Une exposition pour réattribuer un tableau à Rembrandt

Par Julie Paulais · lejournaldesarts.fr

Le 15 juin 2015 - 896 mots

LA HAYE (PAYS-BAS) [15.06.15] – La réattribution du tableau Saül et David à Rembrandt, conclusion de huit années de recherche menée par une équipe d'experts internationaux, est l’objet d’une exposition organisée par le Mauritshuis présentant toutes les techniques d’investigation mises en œuvre et les avis d’experts du maître flamand.

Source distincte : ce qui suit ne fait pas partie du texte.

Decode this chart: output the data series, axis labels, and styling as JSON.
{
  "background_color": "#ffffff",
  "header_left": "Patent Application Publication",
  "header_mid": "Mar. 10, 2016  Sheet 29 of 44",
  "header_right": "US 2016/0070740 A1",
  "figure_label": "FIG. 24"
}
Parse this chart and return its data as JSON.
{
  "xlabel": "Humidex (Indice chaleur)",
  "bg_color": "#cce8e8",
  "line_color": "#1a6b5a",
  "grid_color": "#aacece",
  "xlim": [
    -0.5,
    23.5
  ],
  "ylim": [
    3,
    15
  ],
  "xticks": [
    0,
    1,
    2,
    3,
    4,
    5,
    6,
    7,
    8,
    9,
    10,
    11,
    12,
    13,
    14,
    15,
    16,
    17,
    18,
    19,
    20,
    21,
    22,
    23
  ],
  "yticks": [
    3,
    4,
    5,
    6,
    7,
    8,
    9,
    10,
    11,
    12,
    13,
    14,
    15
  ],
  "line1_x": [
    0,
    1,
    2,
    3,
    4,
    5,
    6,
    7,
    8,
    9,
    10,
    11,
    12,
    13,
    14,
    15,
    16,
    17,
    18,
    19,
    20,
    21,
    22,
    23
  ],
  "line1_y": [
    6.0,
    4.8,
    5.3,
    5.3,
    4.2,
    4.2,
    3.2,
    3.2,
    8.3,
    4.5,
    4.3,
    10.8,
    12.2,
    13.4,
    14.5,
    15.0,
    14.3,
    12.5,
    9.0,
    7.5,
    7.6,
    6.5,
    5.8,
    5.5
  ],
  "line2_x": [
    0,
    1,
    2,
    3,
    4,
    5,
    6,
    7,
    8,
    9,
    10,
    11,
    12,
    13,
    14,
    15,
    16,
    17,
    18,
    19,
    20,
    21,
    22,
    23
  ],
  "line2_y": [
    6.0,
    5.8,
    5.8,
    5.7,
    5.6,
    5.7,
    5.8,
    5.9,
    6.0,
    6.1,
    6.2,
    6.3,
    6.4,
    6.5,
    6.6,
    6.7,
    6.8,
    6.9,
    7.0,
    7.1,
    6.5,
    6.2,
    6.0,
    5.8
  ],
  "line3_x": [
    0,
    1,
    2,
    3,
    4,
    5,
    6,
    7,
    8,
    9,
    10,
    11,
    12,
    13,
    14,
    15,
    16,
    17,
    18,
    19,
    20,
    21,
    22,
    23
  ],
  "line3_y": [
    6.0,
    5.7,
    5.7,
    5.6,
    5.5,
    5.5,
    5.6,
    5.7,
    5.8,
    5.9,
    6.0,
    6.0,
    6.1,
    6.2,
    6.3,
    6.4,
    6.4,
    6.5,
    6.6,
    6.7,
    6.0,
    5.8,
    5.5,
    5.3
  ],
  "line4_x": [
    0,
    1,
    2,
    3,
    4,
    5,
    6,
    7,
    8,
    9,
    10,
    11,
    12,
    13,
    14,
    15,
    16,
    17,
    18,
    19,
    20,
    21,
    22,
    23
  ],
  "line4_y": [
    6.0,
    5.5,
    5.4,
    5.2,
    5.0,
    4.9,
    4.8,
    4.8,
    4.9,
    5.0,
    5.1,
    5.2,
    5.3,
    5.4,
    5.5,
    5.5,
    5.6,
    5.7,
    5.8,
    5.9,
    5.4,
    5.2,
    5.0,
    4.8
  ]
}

Le Mauritshuis retrouve l'un de ses plus célèbres tableaux de Rembrandt nous apprend le New York Times. L'attribution du tableau Saül et David à Rembrandt est la conclusion de huit années de recherche menée par une équipe d'experts internationaux sous la direction du Mauritshuis. La peinture, soigneusement restaurée, est la pièce maîtresse de l'exposition « Rembrandt ? L’affaire de Saül et David », qui est présentée au musée du 11 juin au 13 septembre 2015.

Le tableau Saül et David a d'abord émergé en 1830 lors d'une vente aux enchères à Paris. Il est ensuite resté sur le marché pendant des années, avant d’être acquis en 1898 par Abraham Bredius, le directeur du Mauritshuis de La Haye. A cette époque, il n'y avait aucun doute sur le fait que cette œuvre était l'un des plus importants tableaux à sujet biblique de Rembrandt. Après sa mort en 1946, Abraham Bredius a légué Saül et David au musée, et l’œuvre était alors considérée comme l'une des pièces maitresses du Mauritshuis.

Mais dans les années 1960-1970, l'œuvre de Rembrandt a été examinée sous une nouvelle lumière. Horst Gerson, expert de l’artiste et autorité en son temps, a radié en 1969 de nombreuses peintures à Rembrandt, y compris Saül et David. « Il a suggéré qu'il s’agissait d’une œuvre de l'un des élèves du maître, parce que "l'exécution picturale est superficielle et incohérente" et qu’il ne "reconnait pas la touche de Rembrandt" », explique Emilie Gordenker, la directrice du Mauritshuis. Les avis sur l'attribution ont beaucoup varié depuis, mais le musée avait néanmoins accepté la décision d’Horst Gerson, et avait changé le cartel à côté de l'œuvre en « Rembrandt et/ou atelier ». En 2007, le Mauritshuis décide de lancer sa propre investigation pour éclaircir cette attribution contestée.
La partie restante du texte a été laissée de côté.